Borders James C, Grande Alessandro A, Barbon Carly E A, Hutcheson Katherine A, Troche Michelle S
Laboratory for the Study of Upper Airway Dysfunction, Department of Biobehavioral Sciences, Teachers College, Columbia University, New York, NY, USA.
Department of Statistics, Columbia University, New York, NY, USA.
Dysphagia. 2025 Apr;40(2):388-398. doi: 10.1007/s00455-024-10738-7. Epub 2024 Aug 17.
Multiple bolus trials are administered during clinical and research swallowing assessments to comprehensively capture an individual's swallowing function. Despite valuable information obtained from these boluses, it remains common practice to use a single bolus (e.g., the worst score) to describe the degree of dysfunction. Researchers also often collapse continuous or ordinal swallowing measures into categories, potentially exacerbating information loss. These practices may adversely affect statistical power to detect and estimate smaller, yet potentially meaningful, treatment effects. This study sought to examine the impact of aggregating and categorizing penetration-aspiration scale (PAS) scores on statistical power and effect size estimates. We used a Monte Carlo approach to simulate three hypothetical within-subject treatment studies in Parkinson's disease and head and neck cancer across a range of data characteristics (e.g., sample size, number of bolus trials, variability). Different statistical models (aggregated or multilevel) as well as various PAS reduction approaches (i.e., types of categorizations) were performed to examine their impact on power and the accuracy of effect size estimates. Across all scenarios, multilevel models demonstrated higher statistical power to detect group-level longitudinal change and more accurate estimates compared to aggregated (worst score) models. Categorizing PAS scores also reduced power and biased effect size estimates compared to an ordinal approach, though this depended on the type of categorization and baseline PAS distribution. Multilevel models should be considered as a more robust approach for the statistical analysis of multiple boluses administered in standardized swallowing protocols due to its high sensitivity and accuracy to compare group-level changes in swallowing function. Importantly, this finding appears to be consistent across patient populations with distinct pathophysiology (i.e., PD and HNC) and patterns of airway invasion. The decision to categorize a continuous or ordinal outcome should be grounded in the clinical or research question with recognition that scale reduction may negatively affect the quality of statistical inferences in certain scenarios.

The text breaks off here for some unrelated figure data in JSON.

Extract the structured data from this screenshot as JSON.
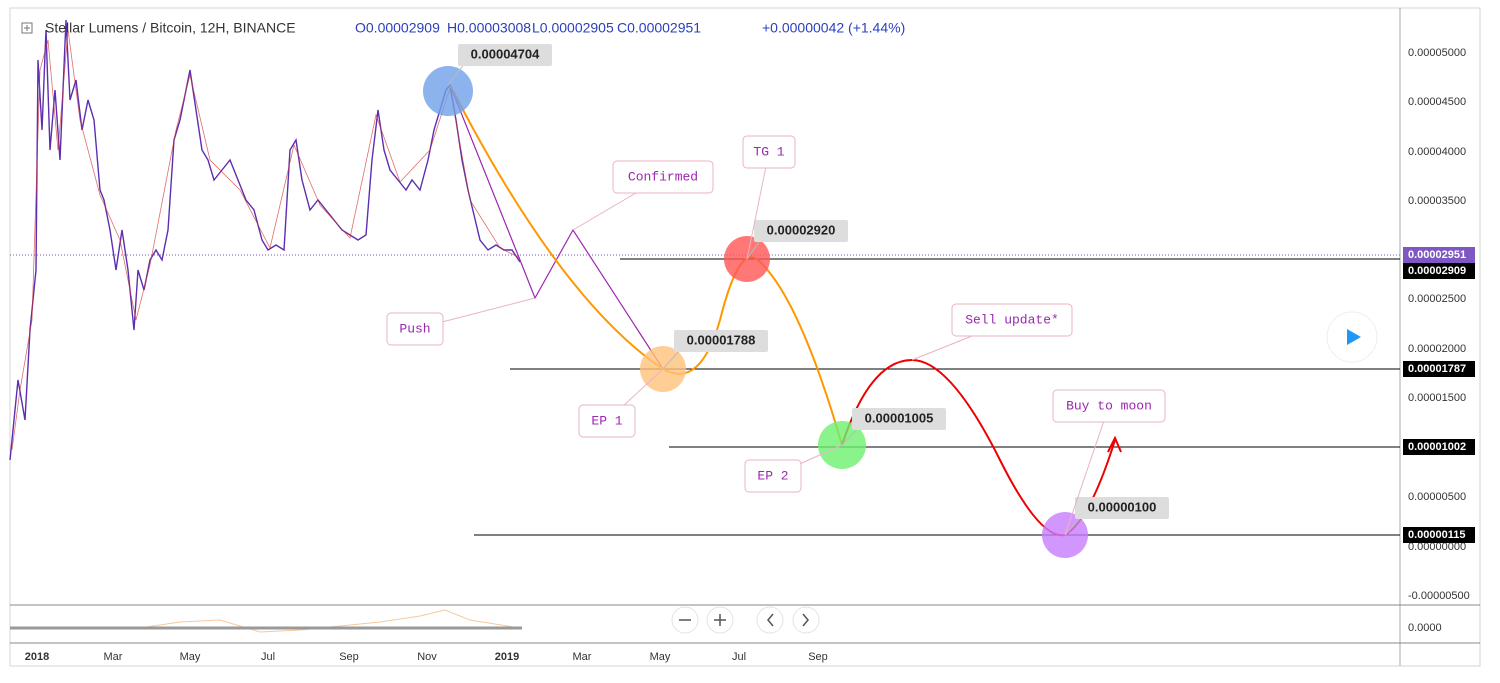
{
  "header": {
    "symbol": "Stellar Lumens / Bitcoin, 12H, BINANCE",
    "ohlc": [
      "O0.00002909",
      "H0.00003008",
      "L0.00002905",
      "C0.00002951",
      "+0.00000042 (+1.44%)"
    ]
  },
  "price_axis": [
    "0.00005000",
    "0.00004500",
    "0.00004000",
    "0.00003500",
    "0.00002500",
    "0.00002000",
    "0.00001500",
    "0.00000500",
    "0.00000000",
    "-0.00000500"
  ],
  "price_tags": [
    "0.00002951",
    "0.00002909",
    "0.00001787",
    "0.00001002",
    "0.00000115"
  ],
  "lower_axis": "0.0000",
  "time_axis": [
    "2018",
    "Mar",
    "May",
    "Jul",
    "Sep",
    "Nov",
    "2019",
    "Mar",
    "May",
    "Jul",
    "Sep"
  ],
  "levels": [
    "0.00004704",
    "0.00002920",
    "0.00001788",
    "0.00001005",
    "0.00000100"
  ],
  "notes": [
    "Confirmed",
    "TG 1",
    "Push",
    "EP 1",
    "EP 2",
    "Sell update*",
    "Buy to moon"
  ]
}
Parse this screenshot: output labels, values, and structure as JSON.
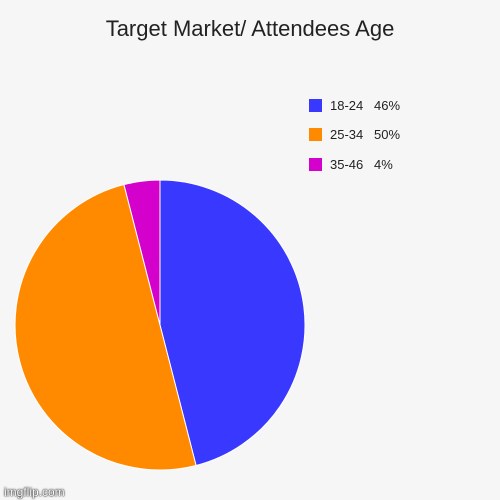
{
  "chart_data": {
    "type": "pie",
    "title": "Target Market/ Attendees Age",
    "slices": [
      {
        "label": "18-24",
        "value": 46,
        "pct_label": "46%",
        "color": "#3838ff"
      },
      {
        "label": "25-34",
        "value": 50,
        "pct_label": "50%",
        "color": "#ff8a00"
      },
      {
        "label": "35-46",
        "value": 4,
        "pct_label": "4%",
        "color": "#d400cc"
      }
    ],
    "legend_position": "right"
  },
  "watermark": "imgflip.com"
}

在临床和研究性吞咽评估期间会进行多次推注试验,以全面了解个体的吞咽功能。尽管从这些推注中获得了有价值的信息,但使用单一推注(例如最差分数)来描述功能障碍程度仍是常见做法。研究人员还经常将连续或有序的吞咽测量结果归为几类,这可能会加剧信息丢失。这些做法可能会对检测和估计较小但可能有意义的治疗效果的统计功效产生不利影响。本研究旨在探讨对渗透 - 误吸量表(PAS)分数进行汇总和分类对统计功效和效应大小估计的影响。我们采用蒙特卡罗方法,针对帕金森病和头颈癌的一系列数据特征(例如样本量、推注试验次数、变异性)模拟了三项假设的受试者内治疗研究。采用不同的统计模型(汇总或多层次)以及各种PAS简化方法(即分类类型)来检验它们对功效以及效应大小估计准确性的影响。在所有情况下,与汇总(最差分数)模型相比,多层次模型在检测组水平纵向变化方面具有更高的统计功效,并且估计更准确。与有序方法相比,对PAS分数进行分类也会降低功效并使效应大小估计产生偏差,不过这取决于分类类型和基线PAS分布。由于多层次模型在比较吞咽功能的组水平变化方面具有高敏感性和准确性,因此应将其视为对标准化吞咽方案中多次推注进行统计分析的更稳健方法。重要的是,这一发现似乎在具有不同病理生理学(即帕金森病和头颈癌)以及气道侵犯模式的患者群体中是一致的。对于连续或有序结果进行分类的决定应基于临床或研究问题,并认识到在某些情况下量表简化可能会对统计推断的质量产生负面影响。